From Nick Trachet of the Brussel Nieuws

The county of Flanders was in the Ancien Régime known as Butter Country.  The peasants made and sold butter and lived on butter milk.  Why? Because the butter was needed by the weavers who greased their weaving threads with it against wear! Enormous amounts of butter were used this way.
Remember Europe had a shortage of oils and fats before the colonial/petrol era.

And olive oil was the best lubricant for water mills and other machinery as well as being used for lighting.  And tallow (beef or mutton fat) was used in the same way.  And fats were also necessary to make soap and as ointments.

In Europe, the oil shortage began to ease with the import of tropical oils (palm oil, for example) when Europe acquired tropical colonies in the nineteenth century.

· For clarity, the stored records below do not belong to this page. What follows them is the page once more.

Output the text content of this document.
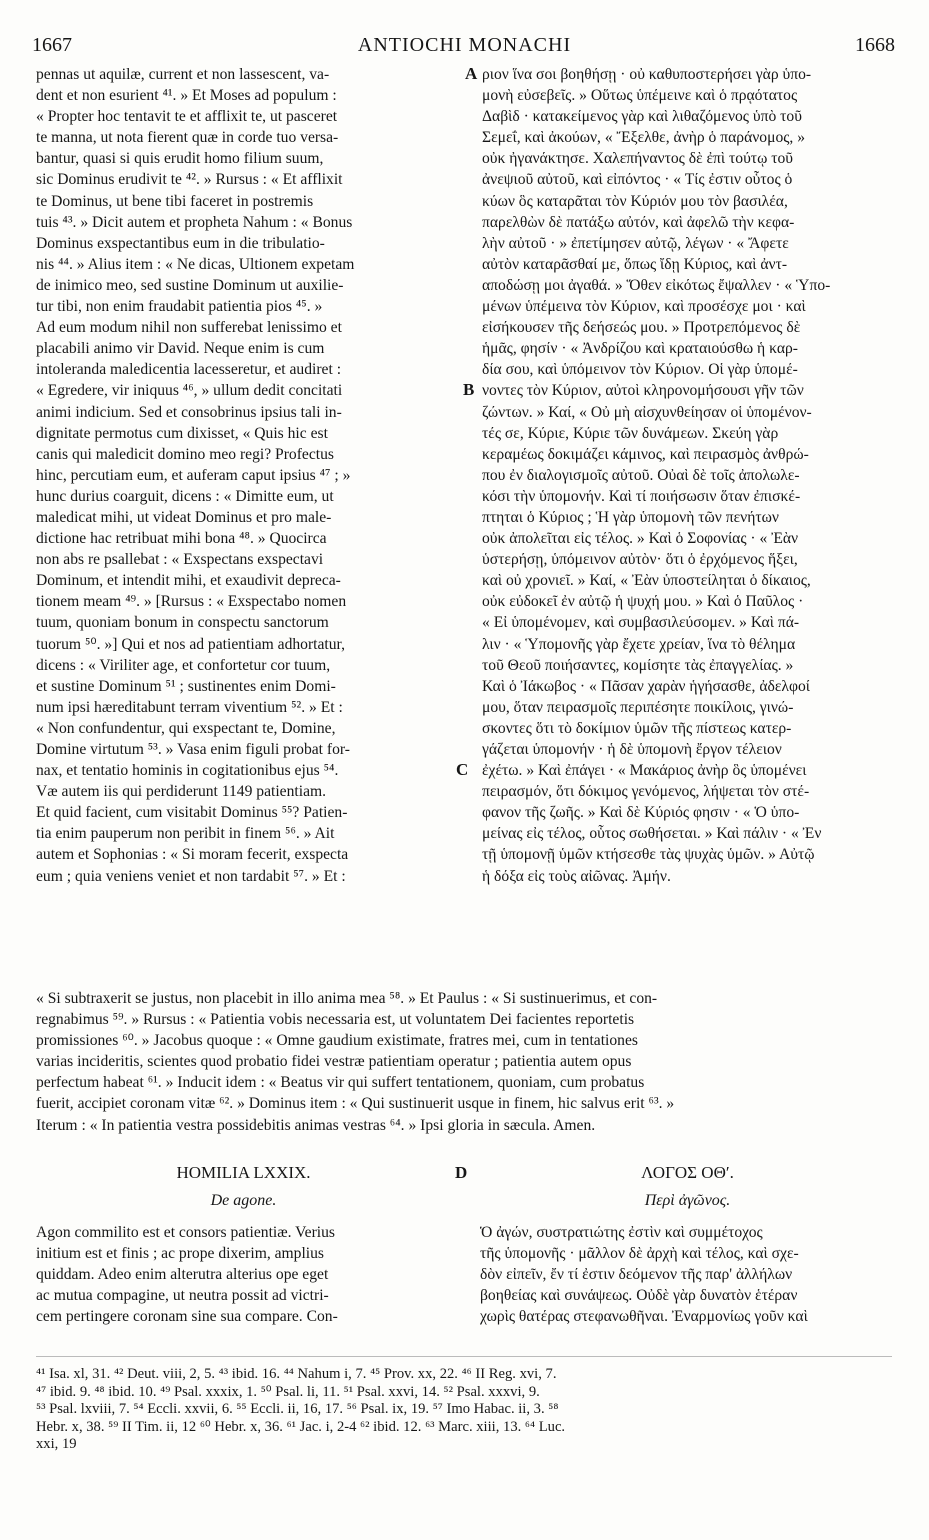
1667	ANTIOCHI MONACHI	1668
pennas ut aquilæ, current et non lassescent, va-
dent et non esurient ⁴¹. » Et Moses ad populum :
« Propter hoc tentavit te et afflixit te, ut pasceret
te manna, ut nota fierent quæ in corde tuo versa-
bantur, quasi si quis erudit homo filium suum,
sic Dominus erudivit te ⁴². » Rursus : « Et afflixit
te Dominus, ut bene tibi faceret in postremis
tuis ⁴³. » Dicit autem et propheta Nahum : « Bonus
Dominus exspectantibus eum in die tribulatio-
nis ⁴⁴. » Alius item : « Ne dicas, Ultionem expetam
de inimico meo, sed sustine Dominum ut auxilie-
tur tibi, non enim fraudabit patientia pios ⁴⁵. »
Ad eum modum nihil non sufferebat lenissimo et
placabili animo vir David. Neque enim is cum
intoleranda maledicentia lacesseretur, et audiret :
« Egredere, vir iniquus ⁴⁶, » ullum dedit concitati
animi indicium. Sed et consobrinus ipsius tali in-
dignitate permotus cum dixisset, « Quis hic est
canis qui maledicit domino meo regi? Profectus
hinc, percutiam eum, et auferam caput ipsius ⁴⁷ ; »
hunc durius coarguit, dicens : « Dimitte eum, ut
maledicat mihi, ut videat Dominus et pro male-
dictione hac retribuat mihi bona ⁴⁸. » Quocirca
non abs re psallebat : « Exspectans exspectavi
Dominum, et intendit mihi, et exaudivit depreca-
tionem meam ⁴⁹. » [Rursus : « Exspectabo nomen
tuum, quoniam bonum in conspectu sanctorum
tuorum ⁵⁰. »] Qui et nos ad patientiam adhortatur,
dicens : « Viriliter age, et confortetur cor tuum,
et sustine Dominum ⁵¹ ; sustinentes enim Domi-
num ipsi hæreditabunt terram viventium ⁵². » Et :
« Non confundentur, qui exspectant te, Domine,
Domine virtutum ⁵³. » Vasa enim figuli probat for-
nax, et tentatio hominis in cogitationibus ejus ⁵⁴.
Væ autem iis qui perdiderunt 1149 patientiam.
Et quid facient, cum visitabit Dominus ⁵⁵? Patien-
tia enim pauperum non peribit in finem ⁵⁶. » Ait
autem et Sophonias : « Si moram fecerit, exspecta
eum ; quia veniens veniet et non tardabit ⁵⁷. » Et :
ριον ἵνα σοι βοηθήσῃ · οὐ καθυποστερήσει γὰρ ὑπο-
μονὴ εὐσεβεῖς. » Οὕτως ὑπέμεινε καὶ ὁ πρᾳότατος
Δαβὶδ · κατακείμενος γὰρ καὶ λιθαζόμενος ὑπὸ τοῦ
Σεμεΐ, καὶ ἀκούων, « Ἔξελθε, ἀνὴρ ὁ παράνομος, »
οὐκ ἠγανάκτησε. Χαλεπήναντος δὲ ἐπὶ τούτῳ τοῦ
ἀνεψιοῦ αὐτοῦ, καὶ εἰπόντος · « Τίς ἐστιν οὗτος ὁ
κύων ὃς καταρᾶται τὸν Κύριόν μου τὸν βασιλέα,
παρελθὼν δὲ πατάξω αὐτόν, καὶ ἀφελῶ τὴν κεφα-
λὴν αὐτοῦ · » ἐπετίμησεν αὐτῷ, λέγων · « Ἄφετε
αὐτὸν καταρᾶσθαί με, ὅπως ἴδῃ Κύριος, καὶ ἀντ-
αποδώσῃ μοι ἀγαθά. » Ὅθεν εἰκότως ἔψαλλεν · « Ὑπο-
μένων ὑπέμεινα τὸν Κύριον, καὶ προσέσχε μοι · καὶ
εἰσήκουσεν τῆς δεήσεώς μου. » Προτρεπόμενος δὲ
ἡμᾶς, φησίν · « Ἀνδρίζου καὶ κραταιούσθω ἡ καρ-
δία σου, καὶ ὑπόμεινον τὸν Κύριον. Οἱ γὰρ ὑπομέ-
νοντες τὸν Κύριον, αὐτοὶ κληρονομήσουσι γῆν τῶν
ζώντων. » Καί, « Οὐ μὴ αἰσχυνθείησαν οἱ ὑπομένον-
τές σε, Κύριε, Κύριε τῶν δυνάμεων. Σκεύη γὰρ
κεραμέως δοκιμάζει κάμινος, καὶ πειρασμὸς ἀνθρώ-
που ἐν διαλογισμοῖς αὐτοῦ. Οὐαὶ δὲ τοῖς ἀπολωλε-
κόσι τὴν ὑπομονήν. Καὶ τί ποιήσωσιν ὅταν ἐπισκέ-
πτηται ὁ Κύριος ; Ἡ γὰρ ὑπομονὴ τῶν πενήτων
οὐκ ἀπολεῖται εἰς τέλος. » Καὶ ὁ Σοφονίας · « Ἐὰν
ὑστερήσῃ, ὑπόμεινον αὐτὸν· ὅτι ὁ ἐρχόμενος ἥξει,
καὶ οὐ χρονιεῖ. » Καί, « Ἐὰν ὑποστείληται ὁ δίκαιος,
οὐκ εὐδοκεῖ ἐν αὐτῷ ἡ ψυχή μου. » Καὶ ὁ Παῦλος ·
« Εἰ ὑπομένομεν, καὶ συμβασιλεύσομεν. » Καὶ πά-
λιν · « Ὑπομονῆς γὰρ ἔχετε χρείαν, ἵνα τὸ θέλημα
τοῦ Θεοῦ ποιήσαντες, κομίσητε τὰς ἐπαγγελίας. »
Καὶ ὁ Ἰάκωβος · « Πᾶσαν χαρὰν ἡγήσασθε, ἀδελφοί
μου, ὅταν πειρασμοῖς περιπέσητε ποικίλοις, γινώ-
σκοντες ὅτι τὸ δοκίμιον ὑμῶν τῆς πίστεως κατερ-
γάζεται ὑπομονήν · ἡ δὲ ὑπομονὴ ἔργον τέλειον
ἐχέτω. » Καὶ ἐπάγει · « Μακάριος ἀνὴρ ὃς ὑπομένει
πειρασμόν, ὅτι δόκιμος γενόμενος, λήψεται τὸν στέ-
φανον τῆς ζωῆς. » Καὶ δὲ Κύριός φησιν · « Ὁ ὑπο-
μείνας εἰς τέλος, οὗτος σωθήσεται. » Καὶ πάλιν · « Ἐν
τῇ ὑπομονῇ ὑμῶν κτήσεσθε τὰς ψυχὰς ὑμῶν. » Αὐτῷ
ἡ δόξα εἰς τοὺς αἰῶνας. Ἀμήν.
A
B
C
D
« Si subtraxerit se justus, non placebit in illo anima mea ⁵⁸. » Et Paulus : « Si sustinuerimus, et con-
regnabimus ⁵⁹. » Rursus : « Patientia vobis necessaria est, ut voluntatem Dei facientes reportetis
promissiones ⁶⁰. » Jacobus quoque : « Omne gaudium existimate, fratres mei, cum in tentationes
varias incideritis, scientes quod probatio fidei vestræ patientiam operatur ; patientia autem opus
perfectum habeat ⁶¹. » Inducit idem : « Beatus vir qui suffert tentationem, quoniam, cum probatus
fuerit, accipiet coronam vitæ ⁶². » Dominus item : « Qui sustinuerit usque in finem, hic salvus erit ⁶³. »
Iterum : « In patientia vestra possidebitis animas vestras ⁶⁴. » Ipsi gloria in sæcula. Amen.
HOMILIA LXXIX.
De agone.
ΛΟΓΟΣ ΟΘʹ.
Περὶ ἀγῶνος.
Agon commilito est et consors patientiæ. Verius
initium est et finis ; ac prope dixerim, amplius
quiddam. Adeo enim alterutra alterius ope eget
ac mutua compagine, ut neutra possit ad victri-
cem pertingere coronam sine sua compare. Con-
Ὁ ἀγών, συστρατιώτης ἐστὶν καὶ συμμέτοχος
τῆς ὑπομονῆς · μᾶλλον δὲ ἀρχὴ καὶ τέλος, καὶ σχε-
δὸν εἰπεῖν, ἔν τί ἐστιν δεόμενον τῆς παρ' ἀλλήλων
βοηθείας καὶ συνάψεως. Οὐδὲ γὰρ δυνατὸν ἑτέραν
χωρὶς θατέρας στεφανωθῆναι. Ἐναρμονίως γοῦν καὶ
⁴¹ Isa. xl, 31. ⁴² Deut. viii, 2, 5. ⁴³ ibid. 16. ⁴⁴ Nahum i, 7. ⁴⁵ Prov. xx, 22. ⁴⁶ II Reg. xvi, 7.
⁴⁷ ibid. 9. ⁴⁸ ibid. 10. ⁴⁹ Psal. xxxix, 1. ⁵⁰ Psal. li, 11. ⁵¹ Psal. xxvi, 14. ⁵² Psal. xxxvi, 9.
⁵³ Psal. lxviii, 7. ⁵⁴ Eccli. xxvii, 6. ⁵⁵ Eccli. ii, 16, 17. ⁵⁶ Psal. ix, 19. ⁵⁷ Imo Habac. ii, 3. ⁵⁸
Hebr. x, 38. ⁵⁹ II Tim. ii, 12 ⁶⁰ Hebr. x, 36. ⁶¹ Jac. i, 2-4 ⁶² ibid. 12. ⁶³ Marc. xiii, 13. ⁶⁴ Luc.
xxi, 19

In the US, whaling produced oil. And then of course, as Nick says, with the petroleum industry, oils became abundant.

But the basic point holds.  Lots of things that we eat have other uses. Grains and roots, for example, are used to make starch, millions of tons of it going to the paper industry. And here’s a nifty list of the food and non food uses of soy from Iowa State University.

So when thinking about the much-maligned commodity crops, it’s worth remembering that (even leaving biofuels aside), they are important economic resources.  Or put another way, farming has traditionally provided fuel (wood, dung, furze), fiber (linen, cotton, wool, feathers), building materials (wood, straw, wattle), as well as glue, bristles, starch, leather for everything from clothing and saddles to buckets and chairs, lubricants and a host of other stuff that supports human society.

In fact, if anyone wants a challenge it would be interesting to try to chart the relative value of food and non-food uses of farm products over time.  How did the exploitation of first coal, and then oil affect this ratio?

So I think it’s important, as the butter example reminds us, not to reduce farming to the production of healthy leafy greens, meat, milk and other foods that first come to mind when we hear the word “farm.”

And this is one reason why I am a tad uneasy about the many calls to re-describe the Farm Bill as the Food Bill.